While some people actually replace all the furniture, smart staging may mean anything from stripping your home of personal photographs and knick-knacks to cleaning the rugs or polishing floors. You may need to deep-clean bathrooms or clear kitchen counters. The stager may suggest painting everything a warm and inviting – but always neutral – color.

How much does staging cost?

The cost of staging ranges from a few hundred to many thousands of dollars, depending on the reputation of the stager, the size of the property, and the quality and quantity of fixes required. The final results can be well worth the investment. If you live in a neighborhood where several homes are listed, staging may mean a quicker sale at a better price.

Can I stage my home myself?

Of course, you can try to stage your home yourself, but it’s hard to be objective about your own things.

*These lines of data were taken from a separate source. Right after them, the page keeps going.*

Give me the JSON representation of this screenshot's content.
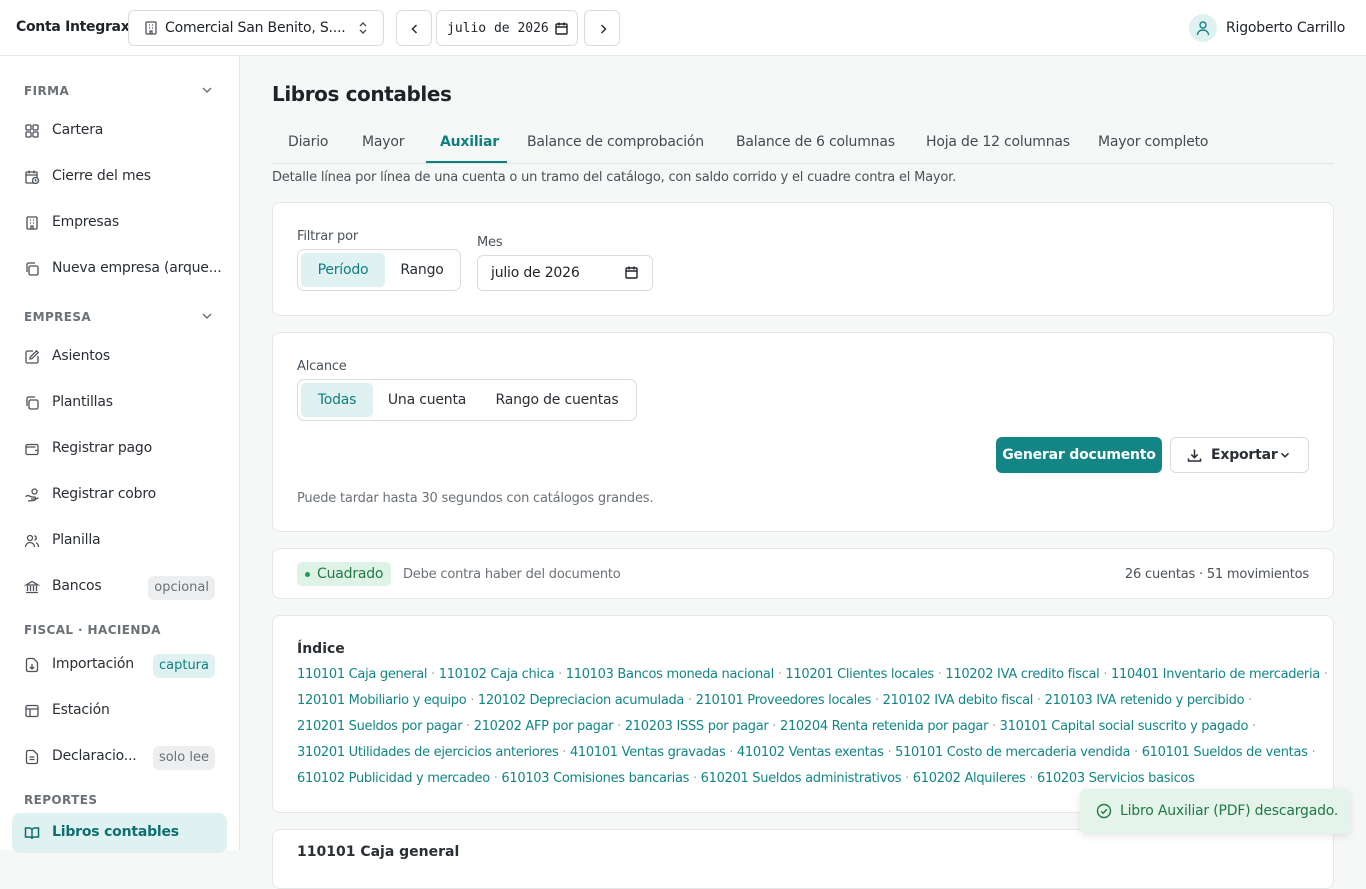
{
  "app": {
    "title": "Conta Integrax"
  },
  "company": {
    "name": "Comercial San Benito, S...."
  },
  "period_nav": {
    "month_value": "julio de 2026"
  },
  "user": {
    "name": "Rigoberto Carrillo"
  },
  "sidebar": {
    "sections": {
      "firma": "FIRMA",
      "empresa": "EMPRESA",
      "fiscal": "FISCAL · HACIENDA",
      "reportes": "REPORTES"
    },
    "items": {
      "cartera": "Cartera",
      "cierre": "Cierre del mes",
      "empresas": "Empresas",
      "nueva_empresa": "Nueva empresa (arque...",
      "asientos": "Asientos",
      "plantillas": "Plantillas",
      "registrar_pago": "Registrar pago",
      "registrar_cobro": "Registrar cobro",
      "planilla": "Planilla",
      "bancos": "Bancos",
      "importacion": "Importación",
      "estacion": "Estación",
      "declaraciones": "Declaracio...",
      "libros": "Libros contables"
    },
    "badges": {
      "bancos": "opcional",
      "importacion": "captura",
      "declaraciones": "solo lee"
    }
  },
  "page": {
    "title": "Libros contables",
    "description": "Detalle línea por línea de una cuenta o un tramo del catálogo, con saldo corrido y el cuadre contra el Mayor."
  },
  "tabs": {
    "diario": "Diario",
    "mayor": "Mayor",
    "auxiliar": "Auxiliar",
    "balance_comprobacion": "Balance de comprobación",
    "balance_6": "Balance de 6 columnas",
    "hoja_12": "Hoja de 12 columnas",
    "mayor_completo": "Mayor completo",
    "active": "Auxiliar"
  },
  "filter": {
    "label": "Filtrar por",
    "options": {
      "periodo": "Período",
      "rango": "Rango"
    },
    "selected": "Período",
    "month_label": "Mes",
    "month_value": "julio de 2026"
  },
  "scope": {
    "label": "Alcance",
    "options": {
      "todas": "Todas",
      "una": "Una cuenta",
      "rango": "Rango de cuentas"
    },
    "selected": "Todas",
    "generate": "Generar documento",
    "export": "Exportar",
    "hint": "Puede tardar hasta 30 segundos con catálogos grandes."
  },
  "status": {
    "badge": "Cuadrado",
    "description": "Debe contra haber del documento",
    "counts": "26 cuentas · 51 movimientos"
  },
  "index": {
    "title": "Índice",
    "lines": [
      [
        "110101 Caja general",
        "110102 Caja chica",
        "110103 Bancos moneda nacional",
        "110201 Clientes locales",
        "110202 IVA credito fiscal",
        "110401 Inventario de mercaderia"
      ],
      [
        "120101 Mobiliario y equipo",
        "120102 Depreciacion acumulada",
        "210101 Proveedores locales",
        "210102 IVA debito fiscal",
        "210103 IVA retenido y percibido"
      ],
      [
        "210201 Sueldos por pagar",
        "210202 AFP por pagar",
        "210203 ISSS por pagar",
        "210204 Renta retenida por pagar",
        "310101 Capital social suscrito y pagado"
      ],
      [
        "310201 Utilidades de ejercicios anteriores",
        "410101 Ventas gravadas",
        "410102 Ventas exentas",
        "510101 Costo de mercaderia vendida",
        "610101 Sueldos de ventas"
      ],
      [
        "610102 Publicidad y mercadeo",
        "610103 Comisiones bancarias",
        "610201 Sueldos administrativos",
        "610202 Alquileres",
        "610203 Servicios basicos"
      ]
    ]
  },
  "account_section": {
    "title": "110101 Caja general"
  },
  "toast": {
    "message": "Libro Auxiliar (PDF) descargado."
  },
  "colors": {
    "accent": "#138585",
    "accent_soft": "#dff1f1",
    "success": "#1f7a43"
  }
}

A fresh pair of eyes can make all the difference – which translates into dollars.

Should You Consider Investing in Real Estate?

Real estate is becoming an investment of choice, and many investors are either abandoning the more traditional vehicles such as stocks and bonds or using real estate to diversify their portfolios.

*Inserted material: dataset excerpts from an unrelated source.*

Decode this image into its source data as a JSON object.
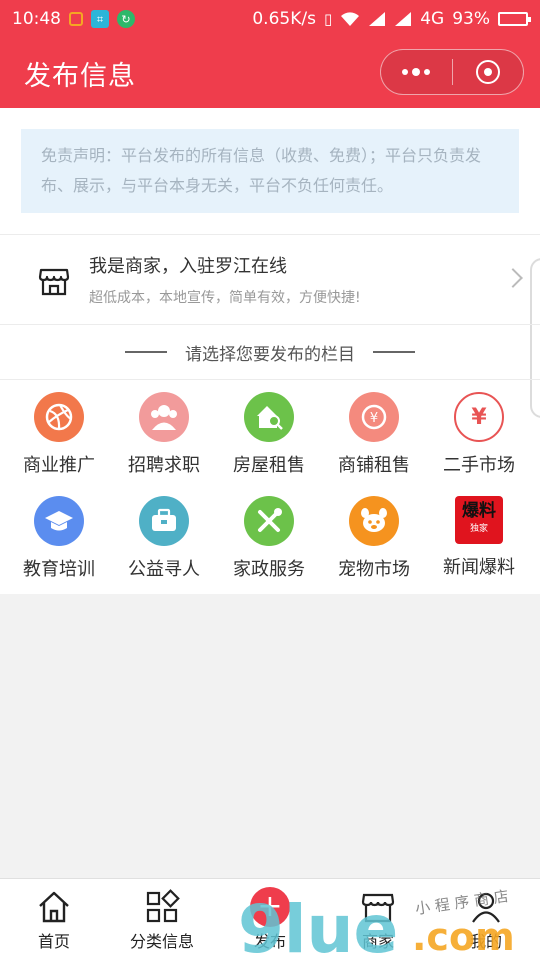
{
  "status_bar": {
    "time": "10:48",
    "network_speed": "0.65K/s",
    "network_type": "4G",
    "battery": "93%",
    "battery_level": 0.93
  },
  "header": {
    "title": "发布信息"
  },
  "disclaimer": {
    "text": "免责声明：平台发布的所有信息（收费、免费）；平台只负责发布、展示，与平台本身无关，平台不负任何责任。"
  },
  "merchant": {
    "title": "我是商家，入驻罗江在线",
    "subtitle": "超低成本，本地宣传，简单有效，方便快捷!"
  },
  "section": {
    "title": "请选择您要发布的栏目"
  },
  "categories": [
    {
      "label": "商业推广",
      "icon": "volleyball-icon",
      "color": "#f2784b"
    },
    {
      "label": "招聘求职",
      "icon": "people-icon",
      "color": "#f29b9b"
    },
    {
      "label": "房屋租售",
      "icon": "house-search-icon",
      "color": "#6cc24a"
    },
    {
      "label": "商铺租售",
      "icon": "shop-tag-icon",
      "color": "#f48a7e"
    },
    {
      "label": "二手市场",
      "icon": "yen-icon",
      "color": "#e85454"
    },
    {
      "label": "教育培训",
      "icon": "graduation-cap-icon",
      "color": "#5b8def"
    },
    {
      "label": "公益寻人",
      "icon": "briefcase-icon",
      "color": "#4fb0c6"
    },
    {
      "label": "家政服务",
      "icon": "tools-icon",
      "color": "#6cc24a"
    },
    {
      "label": "宠物市场",
      "icon": "pet-icon",
      "color": "#f5931f"
    },
    {
      "label": "新闻爆料",
      "icon": "news-tip-icon",
      "color": "#e0141e",
      "badge_main": "爆料",
      "badge_sub": "独家"
    }
  ],
  "tabbar": {
    "items": [
      {
        "label": "首页",
        "icon": "home-icon"
      },
      {
        "label": "分类信息",
        "icon": "category-grid-icon"
      },
      {
        "label": "发布",
        "icon": "plus-icon"
      },
      {
        "label": "商家",
        "icon": "store-icon"
      },
      {
        "label": "我的",
        "icon": "user-icon"
      }
    ]
  },
  "colors": {
    "brand_red": "#ef3d4c",
    "disclaimer_bg": "#e6f2fb",
    "disclaimer_text": "#a6b4c0"
  }
}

A recent RISMedia article pointed to a survey recently undertaken by Better Homes and Gardens Real Estate, which found that “(n)early all (96%) of U.S. investors surveyed who have invested in real estate believe their decision has helped them achieve some form of financial success.”

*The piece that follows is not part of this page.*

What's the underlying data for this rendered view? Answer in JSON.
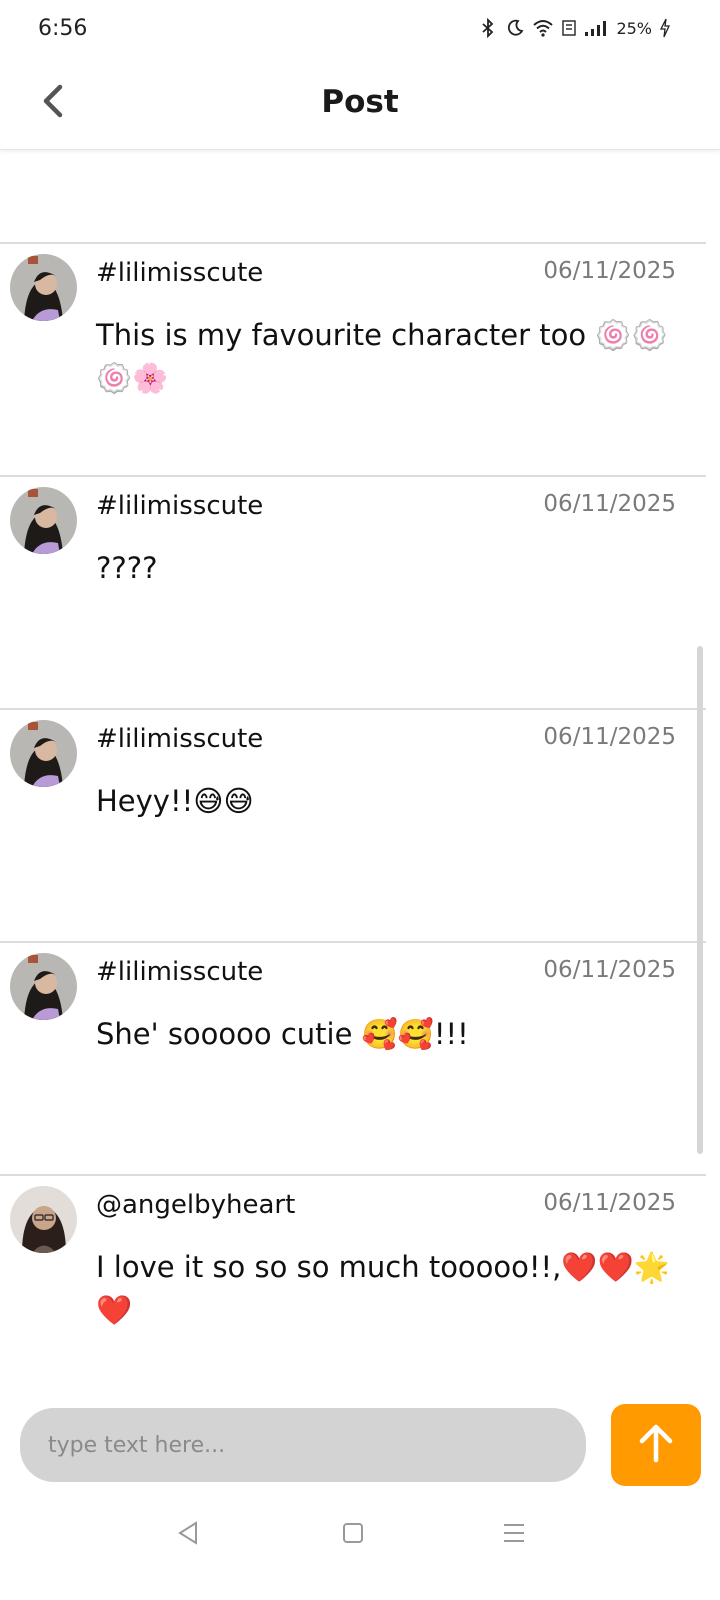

The interest in investing in real estate may be driven by our largest demographic-the millennials, who, according to the survey, show a greater interest in making a real estate investment than do boomers. Millennials in particular are more interested in personal real estate purchases (homes) than in buying commercial properties; the survey noted that “79% of investor respondents feel it is important to invest in a property that they could use for themselves or a family member at some point.”

There are various ways even a small investor can participate in real estate investments, such as a self-directed or real estate IRA. However, many fear they aren’t sufficiently knowledgeable about real estate investing. As the RISMedia article points out: “Unlike many other investments that can be made with the click of a button, real estate investments are often complex and require careful consideration.”

To ensure that your investment will be a good one, it’s important to consult with a financial professional who is familiar with real estate investing, as well as an investment-savvy real estate agent.

Location, Location … the Good, Bad and Ugly

We all know that living near a good school increases the value of your home. But who knew a neighboring cemetery can adversely affect your property value? Or that proximity to a hospital isn’t a good thing?

In fact, we now know – or should know – that nothing is more important when selling your home than your neighborhood. So if you’re buying, think ahead; purchase your dream home in the wrong location and you may be buying into a nightmare. Here are some location no-nos:

  • Realtor.com research has found that living near a cemetery will lower your property value by 12.3% and having a hospital nearby means when you sell you can expect an impact on your sale price of 3.2%. Also note: make sure you move near a “good” school; a “bad” school will reduce your home’s value by 22.2%.
  • An article in the Journal of Transport Economics and Policy indicates that having an airport nearby can discount the value of your home. The greater the noise level, the greater the negative impact.

Among the amenities to look for in your neighborhood-to-be:

  • Proximity to transit. According to a Transit-Oriented Development in America survey, 55% of Americans would pay more to live near good transit options. The study, conducted by consultant HNTB Corporation, found that 57% of respondents liked not having to depend on cars to “work, live, and play.”
  • A neighborhood on its way up-not down. In transitional neighborhoods, you get a lot of value for your home-buying buck. Your real estate agent is the best source of information and will also know if there are any planned roads or developments that may impact the neighborhood-positively or negatively.
  • Water, parks, and green spaces. A nearby waterfront can add up to 25% to the value of your home. A fabulous view is also a moneymaker when it comes time to sell.